By then, she’d forgotten the question. To be fair, she’d been awake for thirty-two hours straight, and also fear tended to make her mind go blank. “Can you repeat it, please?” Her voice shook. Her fellow residents oozed away from her, including Tomas. No one made eye contact.
“No! Do you think I have time to repeat it? Someone else, answer.”
“Crohn’s disease,” said Lacey, a Nigerian student with a photographic memory. She cut Lark an apologetic look.
“Crohn’s disease, Dr.Smith! Anal fissures anywhere but twelve and six o’clock indicate Crohn’s or another underlying disease. Dr.Smith, do us a favor and name at least three other diseases that could indicate anal fissures at anywhere but twelve and six o’clock!”
He sure liked saying anal fissures. “Ulcerative colitis and childbirth?” she said meekly.
He glared. “Two more, and try to speak like a doctor and not a scared sixth grader.”
“Colon cancer and…um…HIV.”
He turned and strode off to the next patient, the five residents following like a swarm of fearful bees. Blessedly, that had been the only time he’d spoken to her, since she was a peasant who didn’t want to become a surgeon.
Why he would want her to call him now, she had no idea. She dialed the number, which went right to voice mail. “Dr.Santini. Leave a message.”
“Um, hi. This is Lark Smith. Dr.Smith? Um…you asked me to call you, I think. So here I am. Okay. Well. Make it a great day!”
Shit. She should’ve planned what to say.
Maybe he was calling because he’d heard Charlie Engels had died. Two years ago, he’d done a Whipple procedure on Charlie Engels, in fact, which had certainly extended Charlie’s life. It was one of the most complicated surgeries there was, removing the head of the pancreas, the bile duct, the gallbladder and part of the small intestine, then reconnecting everything. Postoperative complications were common. But Dr.Santini, despite having the personality of a feral boar, had done a beautiful job, and Charlie healed without incident.
But calling her because he thought she’d be sad? That didn’t seem like him.
A second later, her phone buzzed with a text.
Meet me at 6:30 at the Naked Oyster on Main Street.
She frowned. I think you have the wrong person, she typed.
I don’t. Be on time.

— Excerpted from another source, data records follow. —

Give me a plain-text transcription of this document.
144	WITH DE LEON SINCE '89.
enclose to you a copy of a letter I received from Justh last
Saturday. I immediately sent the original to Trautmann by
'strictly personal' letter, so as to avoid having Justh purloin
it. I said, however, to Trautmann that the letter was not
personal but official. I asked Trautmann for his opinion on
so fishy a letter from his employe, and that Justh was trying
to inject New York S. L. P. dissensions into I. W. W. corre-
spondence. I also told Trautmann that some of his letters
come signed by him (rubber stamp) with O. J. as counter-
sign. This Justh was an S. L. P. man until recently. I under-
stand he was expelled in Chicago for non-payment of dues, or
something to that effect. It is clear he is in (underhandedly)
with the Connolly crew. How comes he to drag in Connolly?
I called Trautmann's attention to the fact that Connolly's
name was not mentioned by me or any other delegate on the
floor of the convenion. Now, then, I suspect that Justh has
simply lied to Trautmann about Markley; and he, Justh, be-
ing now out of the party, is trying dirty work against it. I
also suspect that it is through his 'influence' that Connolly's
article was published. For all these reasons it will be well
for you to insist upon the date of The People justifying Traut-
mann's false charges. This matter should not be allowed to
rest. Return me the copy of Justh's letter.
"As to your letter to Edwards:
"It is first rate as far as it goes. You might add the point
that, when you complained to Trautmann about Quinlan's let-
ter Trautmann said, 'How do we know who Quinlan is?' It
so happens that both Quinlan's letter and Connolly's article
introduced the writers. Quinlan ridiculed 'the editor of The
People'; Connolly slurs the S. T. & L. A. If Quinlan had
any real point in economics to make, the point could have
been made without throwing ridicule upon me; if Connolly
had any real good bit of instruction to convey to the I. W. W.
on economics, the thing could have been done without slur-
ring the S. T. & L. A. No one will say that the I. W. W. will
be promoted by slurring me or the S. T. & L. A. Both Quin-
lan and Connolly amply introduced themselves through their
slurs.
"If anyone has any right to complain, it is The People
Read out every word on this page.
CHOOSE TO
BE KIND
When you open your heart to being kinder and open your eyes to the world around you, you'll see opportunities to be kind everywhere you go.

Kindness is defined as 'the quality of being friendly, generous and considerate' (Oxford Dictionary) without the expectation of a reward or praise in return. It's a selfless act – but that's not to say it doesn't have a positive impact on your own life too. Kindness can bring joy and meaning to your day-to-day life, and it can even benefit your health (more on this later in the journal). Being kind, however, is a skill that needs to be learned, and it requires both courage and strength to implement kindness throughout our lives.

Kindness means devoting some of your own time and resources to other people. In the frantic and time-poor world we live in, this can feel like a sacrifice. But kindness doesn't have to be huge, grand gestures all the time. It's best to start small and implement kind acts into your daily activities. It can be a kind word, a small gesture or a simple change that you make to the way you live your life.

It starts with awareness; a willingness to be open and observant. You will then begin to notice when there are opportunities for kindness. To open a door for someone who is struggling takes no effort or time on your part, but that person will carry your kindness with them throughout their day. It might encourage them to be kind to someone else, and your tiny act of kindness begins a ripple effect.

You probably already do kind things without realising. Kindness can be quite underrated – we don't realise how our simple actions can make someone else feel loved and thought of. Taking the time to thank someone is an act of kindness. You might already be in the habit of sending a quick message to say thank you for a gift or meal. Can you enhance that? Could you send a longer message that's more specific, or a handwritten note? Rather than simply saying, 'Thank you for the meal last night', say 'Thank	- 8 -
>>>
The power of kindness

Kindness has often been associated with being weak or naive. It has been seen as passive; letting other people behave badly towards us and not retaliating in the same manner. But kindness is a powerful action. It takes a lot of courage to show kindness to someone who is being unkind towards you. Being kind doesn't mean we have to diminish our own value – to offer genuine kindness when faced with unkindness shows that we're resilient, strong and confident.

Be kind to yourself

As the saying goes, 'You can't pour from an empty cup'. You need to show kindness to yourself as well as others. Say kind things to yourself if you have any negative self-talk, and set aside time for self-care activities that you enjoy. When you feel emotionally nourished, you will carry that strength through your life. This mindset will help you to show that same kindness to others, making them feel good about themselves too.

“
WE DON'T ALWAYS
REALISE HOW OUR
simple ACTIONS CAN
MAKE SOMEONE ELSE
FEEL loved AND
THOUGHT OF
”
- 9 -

Obviously, I’ll pay.
Gathering her nerve, she typed, Can I ask why you want to see me?
No answer. No three dots, either. God didn’t have to answer a lowly resident.

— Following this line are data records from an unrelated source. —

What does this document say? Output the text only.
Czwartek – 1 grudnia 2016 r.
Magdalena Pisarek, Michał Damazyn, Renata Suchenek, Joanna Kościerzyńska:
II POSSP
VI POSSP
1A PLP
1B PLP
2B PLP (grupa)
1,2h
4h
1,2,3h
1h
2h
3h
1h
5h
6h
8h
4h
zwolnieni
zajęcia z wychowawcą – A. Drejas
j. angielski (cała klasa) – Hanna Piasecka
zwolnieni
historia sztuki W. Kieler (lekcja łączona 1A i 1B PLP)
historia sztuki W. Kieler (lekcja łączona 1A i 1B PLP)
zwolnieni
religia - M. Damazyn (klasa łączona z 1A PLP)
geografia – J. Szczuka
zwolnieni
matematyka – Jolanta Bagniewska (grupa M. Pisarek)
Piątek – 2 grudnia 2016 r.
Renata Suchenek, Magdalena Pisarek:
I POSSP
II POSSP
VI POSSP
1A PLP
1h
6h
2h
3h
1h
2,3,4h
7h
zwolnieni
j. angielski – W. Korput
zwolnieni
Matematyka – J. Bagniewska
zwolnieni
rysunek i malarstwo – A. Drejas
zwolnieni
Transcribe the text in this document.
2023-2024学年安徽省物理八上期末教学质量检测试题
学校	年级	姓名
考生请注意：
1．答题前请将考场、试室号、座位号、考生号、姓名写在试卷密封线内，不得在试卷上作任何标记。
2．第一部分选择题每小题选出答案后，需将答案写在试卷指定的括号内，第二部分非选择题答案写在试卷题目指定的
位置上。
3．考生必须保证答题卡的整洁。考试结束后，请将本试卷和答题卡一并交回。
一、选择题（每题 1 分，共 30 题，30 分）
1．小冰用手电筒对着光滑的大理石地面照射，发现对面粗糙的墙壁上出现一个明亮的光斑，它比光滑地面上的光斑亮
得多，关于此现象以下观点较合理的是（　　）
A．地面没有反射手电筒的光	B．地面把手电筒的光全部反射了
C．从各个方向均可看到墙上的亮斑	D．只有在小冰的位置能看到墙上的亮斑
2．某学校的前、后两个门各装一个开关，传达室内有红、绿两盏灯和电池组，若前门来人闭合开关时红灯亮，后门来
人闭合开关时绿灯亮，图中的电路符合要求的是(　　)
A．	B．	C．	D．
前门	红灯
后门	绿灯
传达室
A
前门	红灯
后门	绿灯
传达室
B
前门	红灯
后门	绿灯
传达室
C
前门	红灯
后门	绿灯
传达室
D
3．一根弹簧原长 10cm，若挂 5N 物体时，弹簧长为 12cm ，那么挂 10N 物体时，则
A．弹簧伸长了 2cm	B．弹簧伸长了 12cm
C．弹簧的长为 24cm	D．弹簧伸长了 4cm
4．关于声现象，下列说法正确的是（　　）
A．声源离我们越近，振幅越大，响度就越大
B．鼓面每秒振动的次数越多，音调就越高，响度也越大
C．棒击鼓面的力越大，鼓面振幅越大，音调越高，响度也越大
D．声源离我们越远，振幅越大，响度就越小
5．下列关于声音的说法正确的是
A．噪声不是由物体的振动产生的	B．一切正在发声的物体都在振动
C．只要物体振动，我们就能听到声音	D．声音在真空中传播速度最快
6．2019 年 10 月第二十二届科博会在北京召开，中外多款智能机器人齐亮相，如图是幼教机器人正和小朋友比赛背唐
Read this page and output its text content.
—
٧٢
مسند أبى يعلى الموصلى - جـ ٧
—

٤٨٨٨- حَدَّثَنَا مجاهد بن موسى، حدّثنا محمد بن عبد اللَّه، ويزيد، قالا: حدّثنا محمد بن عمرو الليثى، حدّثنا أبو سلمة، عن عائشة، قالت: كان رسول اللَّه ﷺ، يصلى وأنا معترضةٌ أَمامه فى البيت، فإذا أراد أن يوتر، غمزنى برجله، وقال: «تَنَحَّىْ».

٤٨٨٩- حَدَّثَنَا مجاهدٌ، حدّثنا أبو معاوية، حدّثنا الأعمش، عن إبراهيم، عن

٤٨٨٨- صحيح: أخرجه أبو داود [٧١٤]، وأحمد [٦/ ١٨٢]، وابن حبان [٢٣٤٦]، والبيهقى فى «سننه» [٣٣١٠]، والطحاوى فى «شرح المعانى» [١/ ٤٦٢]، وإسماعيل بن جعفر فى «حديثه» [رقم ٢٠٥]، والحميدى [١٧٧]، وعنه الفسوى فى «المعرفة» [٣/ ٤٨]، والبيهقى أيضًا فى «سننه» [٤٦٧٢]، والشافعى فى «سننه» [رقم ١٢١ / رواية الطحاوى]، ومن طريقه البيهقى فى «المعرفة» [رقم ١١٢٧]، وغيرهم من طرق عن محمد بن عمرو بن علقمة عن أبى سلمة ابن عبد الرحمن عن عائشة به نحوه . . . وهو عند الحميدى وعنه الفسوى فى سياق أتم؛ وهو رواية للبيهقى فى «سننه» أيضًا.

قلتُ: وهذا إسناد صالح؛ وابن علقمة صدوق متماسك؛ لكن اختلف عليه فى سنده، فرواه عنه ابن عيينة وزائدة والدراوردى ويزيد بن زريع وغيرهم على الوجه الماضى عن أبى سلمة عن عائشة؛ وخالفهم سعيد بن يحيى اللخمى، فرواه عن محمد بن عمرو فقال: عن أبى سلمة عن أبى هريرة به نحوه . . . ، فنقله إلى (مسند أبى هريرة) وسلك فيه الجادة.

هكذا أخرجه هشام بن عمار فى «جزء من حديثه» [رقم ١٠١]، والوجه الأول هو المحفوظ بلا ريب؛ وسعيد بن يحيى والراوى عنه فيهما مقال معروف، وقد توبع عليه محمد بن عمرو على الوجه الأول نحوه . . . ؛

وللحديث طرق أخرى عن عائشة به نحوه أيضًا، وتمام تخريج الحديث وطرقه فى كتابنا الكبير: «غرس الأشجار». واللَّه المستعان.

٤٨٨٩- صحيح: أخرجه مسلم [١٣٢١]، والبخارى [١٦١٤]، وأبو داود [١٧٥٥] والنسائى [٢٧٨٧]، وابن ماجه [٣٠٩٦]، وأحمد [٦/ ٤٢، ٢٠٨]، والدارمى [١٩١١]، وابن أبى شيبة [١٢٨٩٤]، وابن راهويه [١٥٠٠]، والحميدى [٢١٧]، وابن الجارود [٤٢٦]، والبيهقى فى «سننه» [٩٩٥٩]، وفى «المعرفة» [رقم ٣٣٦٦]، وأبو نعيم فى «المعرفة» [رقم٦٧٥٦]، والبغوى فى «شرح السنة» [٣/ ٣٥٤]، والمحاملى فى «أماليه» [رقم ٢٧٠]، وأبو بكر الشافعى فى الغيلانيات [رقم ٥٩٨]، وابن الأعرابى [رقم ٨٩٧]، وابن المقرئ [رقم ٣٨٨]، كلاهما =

It was quarter to six now. Wellfleet, where she lived, was forty-five minutes away, so going home to change wasn’t an option. Today, she wore the typical, sensible-professional garb of a hospital resident—a knee-length black skirt, white oxford and Naturalizer flats Addie described as “shoes that would make a nun weep with boredom.” But Addie didn’t have to spend twelve hours a day or more on her feet. Hospital policy had her wear her hair up, keep her earrings small and cover the one tattoo she had. In other words, she looked like she was about to knock on someone’s door to talk about the Church of Jesus Christ of Latter-day Saints.
She’d never been to the Naked Oyster before. She googled it, saw it was very swanky. And expensive, so she was glad Dr.Santini had already cleared up who was paying. Her stomach growled, reminding her that the last food she’d had was an energy bar at five forty-five this morning. The Naked Oyster it was.

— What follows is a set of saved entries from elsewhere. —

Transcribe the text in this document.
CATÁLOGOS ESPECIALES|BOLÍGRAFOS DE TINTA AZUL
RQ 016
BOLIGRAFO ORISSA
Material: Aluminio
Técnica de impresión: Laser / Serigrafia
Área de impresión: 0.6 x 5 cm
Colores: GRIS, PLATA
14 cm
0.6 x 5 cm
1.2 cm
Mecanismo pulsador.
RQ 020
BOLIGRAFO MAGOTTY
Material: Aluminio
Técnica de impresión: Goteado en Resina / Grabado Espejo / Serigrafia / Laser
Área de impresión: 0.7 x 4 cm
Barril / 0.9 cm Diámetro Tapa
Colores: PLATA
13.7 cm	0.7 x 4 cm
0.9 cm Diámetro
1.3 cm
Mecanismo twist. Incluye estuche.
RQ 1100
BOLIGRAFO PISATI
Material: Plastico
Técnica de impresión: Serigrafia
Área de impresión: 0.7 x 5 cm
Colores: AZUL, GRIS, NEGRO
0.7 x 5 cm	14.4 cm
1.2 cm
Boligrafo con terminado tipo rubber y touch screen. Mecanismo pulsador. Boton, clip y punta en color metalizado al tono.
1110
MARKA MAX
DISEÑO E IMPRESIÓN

Lark drove carefully. The aging Honda hybrid she’d had since college had 267,493 miles on it, and didn’t take well to potholes or sudden stops. She should buy a new car, but she loved it. It had been through a lot with her. She did need to get new wipers, though, because the windshield smeared with rain. Perfect weather for a nap and a long, hard think. She wished she was home right now, or at least headed home, so she could get into her cozy bed, maybe snag Connery, the Cairn terrier she and her landlady shared.
When she arrived she saw the restaurant was a tiny place right next to the London Brewing Company, a place she had been with her hospital friends. She found a parking place two blocks away, checked the car floor for an umbrella (nope), and then grabbed her purse and ran through the rain.
“Whoo! Rainy out there,” she said to the maître d’, who smiled. “It’s been such a wet spring.”